Quel poids un cheval peut-il supporter ?

Le poids du cavalier est parfois un sujet tabou, mais essentiel à prendre en compte pour le bien-être du cheval. Toutefois, il n’est pas évident de déterminer à quel moment un cavalier devient trop lourd pour sa monture… La Fédération nationale suisse des sports équestres s’est penchée sur la question au travers d’une brochure qui explore différents aspects intéressants comme le niveau de formation du cheval et du cavalier, l’utilisation, la race de l’équidé, etc.
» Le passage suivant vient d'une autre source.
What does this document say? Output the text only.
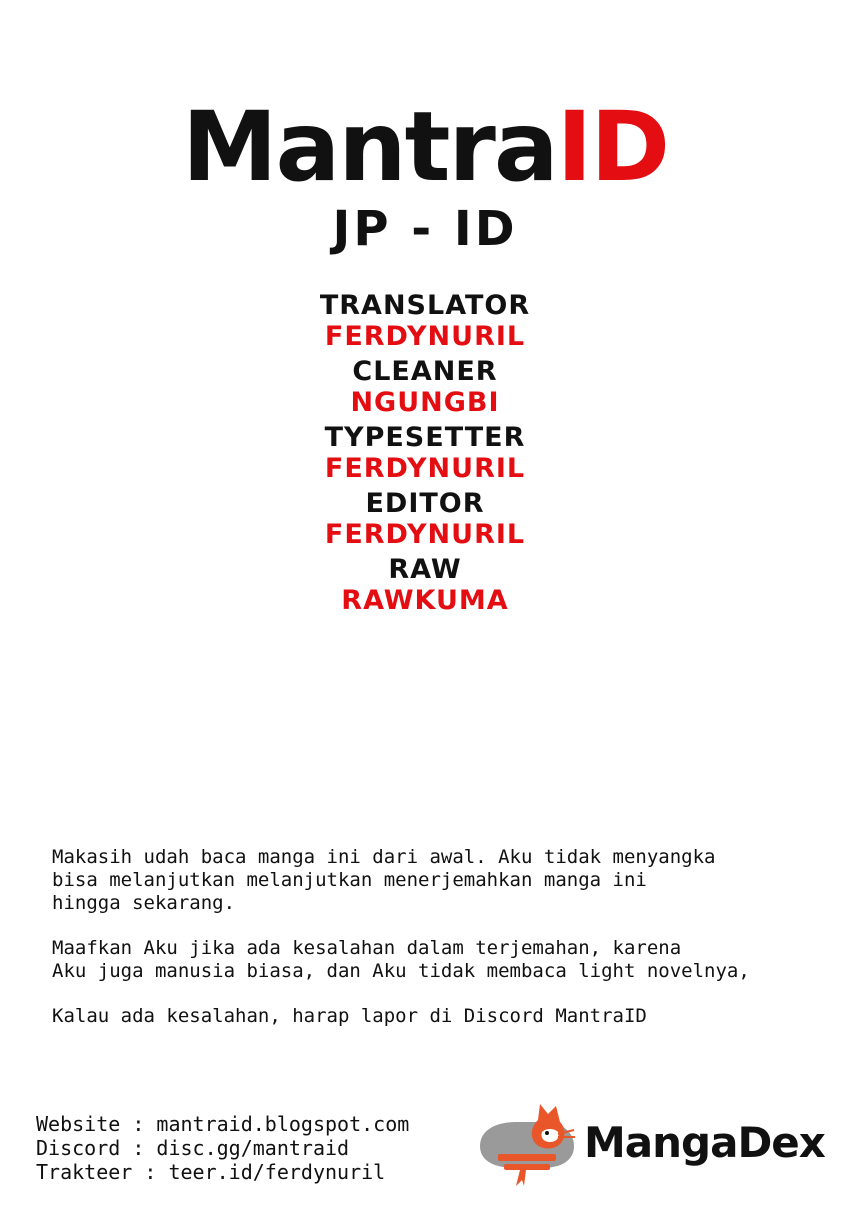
MantraID
JP - ID
TRANSLATOR
FERDYNURIL
CLEANER
NGUNGBI
TYPESETTER
FERDYNURIL
EDITOR
FERDYNURIL
RAW
RAWKUMA

Makasih udah baca manga ini dari awal. Aku tidak menyangka
bisa melanjutkan melanjutkan menerjemahkan manga ini
hingga sekarang.

Maafkan Aku jika ada kesalahan dalam terjemahan, karena
Aku juga manusia biasa, dan Aku tidak membaca light novelnya,

Kalau ada kesalahan, harap lapor di Discord MantraID

Website : mantraid.blogspot.com
Discord : disc.gg/mantraid
Trakteer : teer.id/ferdynuril
MangaDex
Explications :

© Christophe Bortels

On entend souvent qu’un cheval peut porter l’équivalent de 15 à 20% son poids, et cela a été confirmé par plusieurs études. Au-delà de ce ratio, la plupart des équidés montreraient des signes de mal-être ou de douleur, et parfois même des boiteries. Mais faut-il pour autant interdire l’équitation aux personnes qui dépassent ce pourcentage, que ce soit à cause d’un surpoids ou simplement d’une stature plus importante ? La réponse est évidemment non, mais chaque cavalier se doit de veiller au bien-être des chevaux en choisissant une monture adaptée à son gabarit. Cela vaut entre autres pour les personnes plutôt lourdes, mais aussi pour les enfants ou adolescents qui montent à poney par exemple.

La question de la charge qu’un équidé peut porter n’est par ailleurs pas qu’une question de poids, mais elle implique bien d’autres critères. Pour sensibiliser à cette problématique, la Fédération nationale suisse des sports équestres (FNCH) a récemment édité une brochure qui rassemble différentes informations et pistes de réflexion sur le sujet du poids. On peut y lire que « les chevaux et les poneys ne sont pas nés pour porter des charges, mais l’entraînement et la formation les en rendent capables jusqu’à un certain point. Dans les sports équestres, le poids du corps d’un cavalier joue un rôle important et il présente de nombreuses facettes. Il est impossible de le fixer de façon réglementaire avec une valeur universelle. »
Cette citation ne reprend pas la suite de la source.